А потом последовало другое и столь же непонятное.
— Вскоре женщина вашей мечты обратит на вас внимание, будет готова любить вас. Вы познаете великое счастье, но оно продлится недолго. Берегите же его.
Совет прозвучал довольно убедительно, лишь бы это было правдой! Наверняка, занимаясь скучным предсказательством, эта женщина много раз повторяла одно и то же. Взявшись за руку Кейда, цыганка, неожиданно побледнев, отбросила ее, словно это был горящий уголь. Она перекрестилась, сплюнула и в страхе отпрянула от Кейда.
— Ее как будто обожгло, — в изумлении произнес Сатклифф. — Чем же бедняга Кейд так ее напугал?
Получить ответ на этот вопрос было невозможно — цыганка растворилась в толпе, и на ее месте появился одноглазый мужчина, явный обманщик и мошенник, Сабина тотчас прогнала его несколькими резкими отрывистыми фразами. Ему пришлось уйти, правда, он сделал это очень неохотно и сильно разозлился.
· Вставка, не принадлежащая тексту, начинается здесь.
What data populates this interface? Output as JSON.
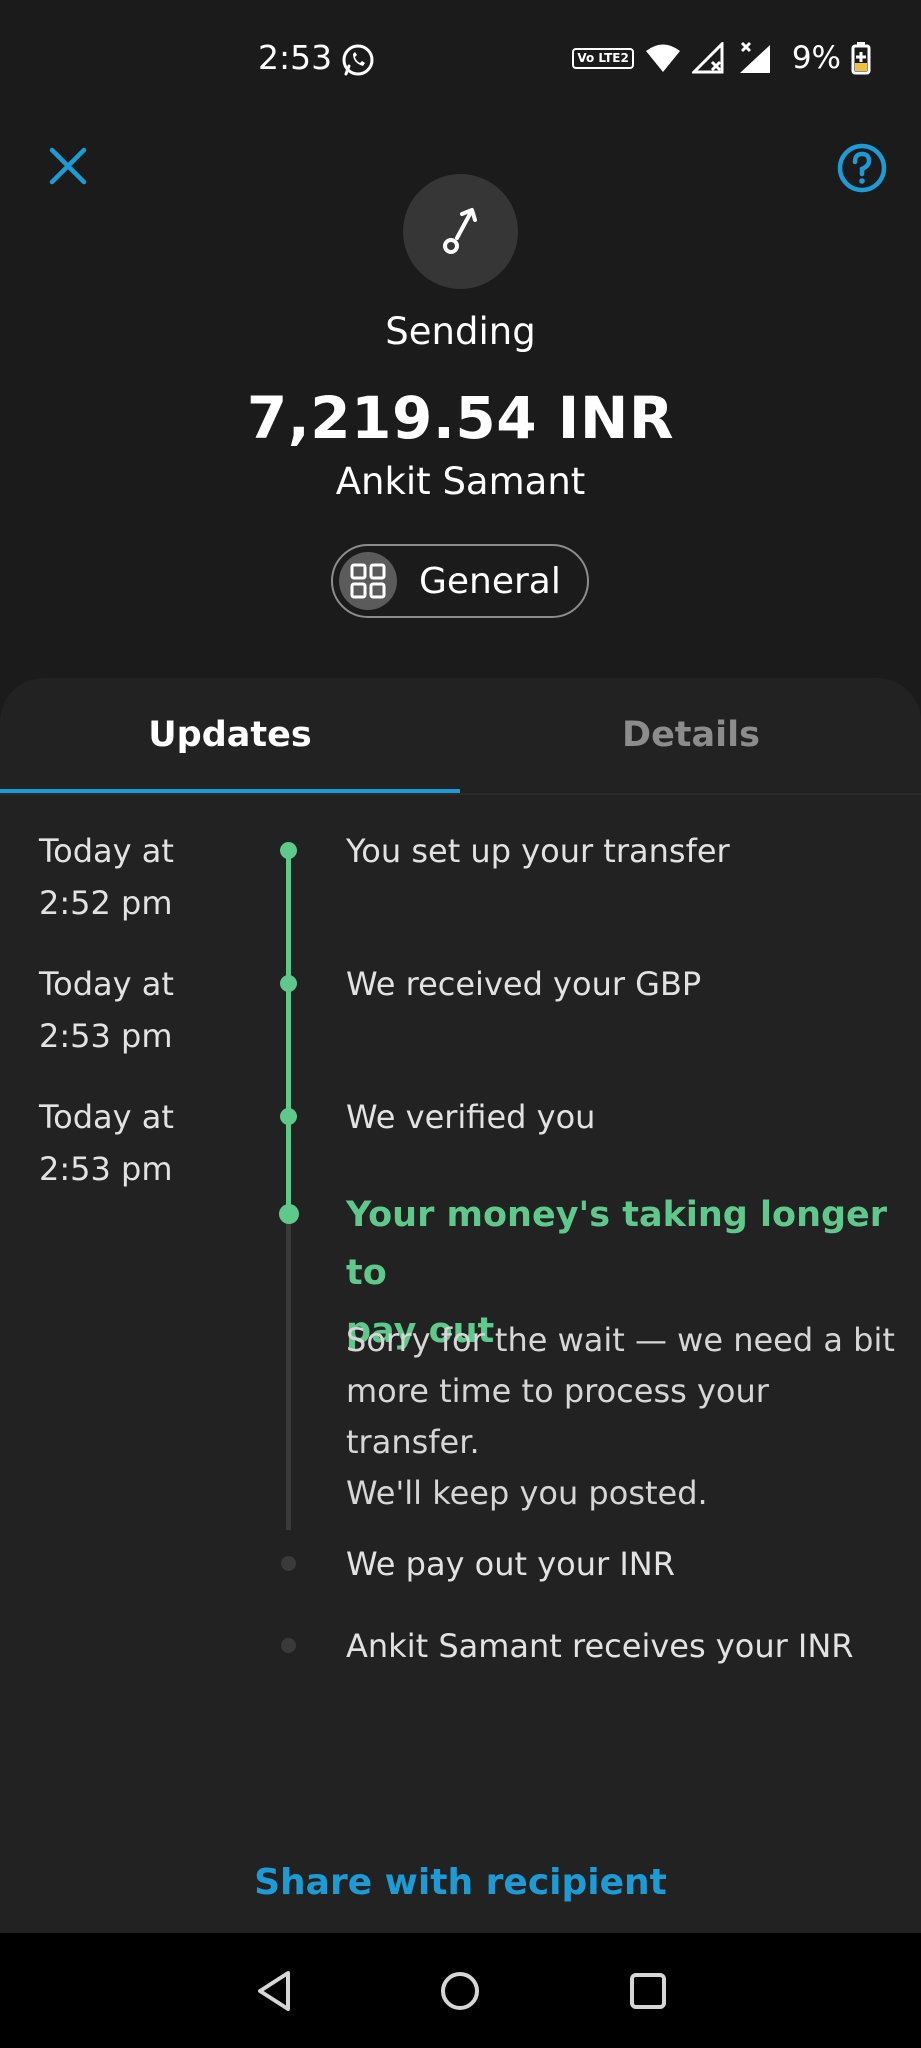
{
  "status_bar": {
    "time": "2:53",
    "volte_label": "Vo LTE2",
    "battery": "9%"
  },
  "header": {
    "close_icon": "close-icon",
    "help_icon": "help-icon",
    "transfer_icon": "send-arrow-icon"
  },
  "transfer": {
    "status": "Sending",
    "amount": "7,219.54 INR",
    "recipient": "Ankit Samant",
    "category": "General"
  },
  "tabs": [
    {
      "label": "Updates",
      "active": true
    },
    {
      "label": "Details",
      "active": false
    }
  ],
  "timeline": [
    {
      "time_line1": "Today at",
      "time_line2": "2:52 pm",
      "text": "You set up your transfer",
      "state": "done"
    },
    {
      "time_line1": "Today at",
      "time_line2": "2:53 pm",
      "text": "We received your GBP",
      "state": "done"
    },
    {
      "time_line1": "Today at",
      "time_line2": "2:53 pm",
      "text": "We verified you",
      "state": "done"
    },
    {
      "heading_line1": "Your money's taking longer to",
      "heading_line2": "pay out",
      "desc_line1": "Sorry for the wait — we need a bit",
      "desc_line2": "more time to process your transfer.",
      "desc_line3": "We'll keep you posted.",
      "state": "current"
    },
    {
      "text": "We pay out your INR",
      "state": "pending"
    },
    {
      "text": "Ankit Samant receives your INR",
      "state": "pending"
    }
  ],
  "share_link": "Share with recipient",
  "colors": {
    "accent": "#1d9bd4",
    "success": "#5ec98a",
    "background": "#1b1b1b",
    "sheet": "#222222"
  },
  "nav": [
    "back-icon",
    "home-icon",
    "recents-icon"
  ]
}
С наступлением темноты праздник продолжили новые развлечения: импровизированные скачки на лошадях по берегу моря, состязания по boules, провансальскому боулингу, и по стрельбе из лука. После того, как святые вернулись на свои места — в ниши, окруженные дарами, настало время мирских радостей. Многие принялись за ужин, и тут маленькие деревенские арены залил яркий свет и широко распахнулись ворота, выпуская черных камаргских быков. Остаток вечера был отведен бою быков, но не испанскому, который заканчивается убийством быка, а провансальскому со срыванием кокарды, что более соответствовало темпераменту местных жителей. На протяжении такого боя опасности подвергает себя одетый в белое человек, которому надо сорвать кокарду и ускользнуть за ограду, чтобы избежать ответного нападения быка — маленькие черные быки очень вспыльчивы, и рога у них, которыми они рьяно защищают свои кокарды, очень длинные.